The meeting between the Prime Minister, Mr Edward Heath, and Pope Paul VI on October 4th was seen as a chance to correct this.
In a briefing for the visit, the Foreign Office complained that "the Pope's previous utterances on Northern Ireland have not been as helpful as we would have liked". The "balancing item has usually crept in, i.e. any denunciation of violence tends to be offset by a reference to long-standing grievances which by implication go some way towards explaining and excusing the violence".
Pressing for "excommunication" of the IRA was "unlikely to be a profitable line to pursue with the Popeit is not in accord with the present temper of the Catholic Church."

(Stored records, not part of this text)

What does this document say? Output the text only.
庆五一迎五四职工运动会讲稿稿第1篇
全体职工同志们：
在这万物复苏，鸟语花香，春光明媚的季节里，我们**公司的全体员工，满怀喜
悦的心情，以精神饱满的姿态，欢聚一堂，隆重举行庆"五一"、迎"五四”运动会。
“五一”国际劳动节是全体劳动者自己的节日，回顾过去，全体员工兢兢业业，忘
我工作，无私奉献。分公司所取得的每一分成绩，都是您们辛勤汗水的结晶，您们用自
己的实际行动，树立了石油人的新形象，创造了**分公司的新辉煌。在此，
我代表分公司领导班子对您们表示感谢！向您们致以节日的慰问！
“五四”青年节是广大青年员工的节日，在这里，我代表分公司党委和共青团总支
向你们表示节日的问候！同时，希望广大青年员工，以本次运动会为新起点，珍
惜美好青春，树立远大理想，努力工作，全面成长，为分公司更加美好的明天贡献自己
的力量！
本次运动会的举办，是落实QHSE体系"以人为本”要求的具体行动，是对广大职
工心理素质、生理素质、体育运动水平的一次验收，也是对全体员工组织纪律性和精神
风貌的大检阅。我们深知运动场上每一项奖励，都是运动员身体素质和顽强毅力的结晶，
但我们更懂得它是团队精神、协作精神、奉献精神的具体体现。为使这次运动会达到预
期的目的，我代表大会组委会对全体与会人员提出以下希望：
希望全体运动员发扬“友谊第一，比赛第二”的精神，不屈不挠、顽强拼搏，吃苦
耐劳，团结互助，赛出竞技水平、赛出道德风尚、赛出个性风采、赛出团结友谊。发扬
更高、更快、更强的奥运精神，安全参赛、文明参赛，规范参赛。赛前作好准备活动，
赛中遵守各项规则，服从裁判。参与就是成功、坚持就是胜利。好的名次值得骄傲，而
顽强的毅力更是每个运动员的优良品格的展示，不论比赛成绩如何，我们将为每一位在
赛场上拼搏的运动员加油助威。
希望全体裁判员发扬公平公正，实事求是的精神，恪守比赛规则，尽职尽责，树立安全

The "best line would be to give particular examples of IRA violence which offended Christian ethics." One example would be a newspaper item which described "a man who crossed himself devoutly before taking a gun from a bag and trying to snipe (sic) a British soldier."
In the account of the Heath audience with the Pope, the latter is reported to have said "world opinion is against this measure", referring to internment. The Pope regarded Britain as "the land of liberty" and habeas corpus.
Mr Heath agreed internment should be got rid of "as soon as possible" and claimed the numbers interned had been reduced from 1,000 to 71. The Pope said "violence and terrorism are indeed deplorable" and he had "tried to make this clear" and would continue to do so. But he seemed more interested in criticising British society for being too "permissive", citing liberal homosexual and abortion laws.
Mr Heath urged the Pope to use Cardinal Conway to try to get the nationalist parties in Northern Ireland, such as the SDLP, not to boycott the forthcoming Darlington round-table conference.
The Governor General of Northern Ireland, Lord Grey of Naunton, had the previous August written to Mr Whitelaw on the need to lobby the Vatican as "the Pope's view of British policy is based almost entirely on reports from Cardinal Conway". However, the letter went on: "There is good reason to suppose that the majority of Catholics in Northern Ireland are dissatisfied with the Cardinal's leadership (or lack of it) in secular matters and his invariable practice of following timid criticisms of Irish nationalist excesses by words desiring to avoid offending the extremists."
Lord Grey also cited the Bishop of Down and Connor, Dr Philbin, as "more courageous and liberal-minded than the Primate".
Lord Grey hoped that Dr Philbin "might perhaps be persuaded by Rome that if certain parishes in the Diocese of Down and Connor did not clearly disassociate themselves from the IRA, he should consider their interdiction (closing churches, withdrawing sacraments). I am advised that the threat of any such action normally suffices."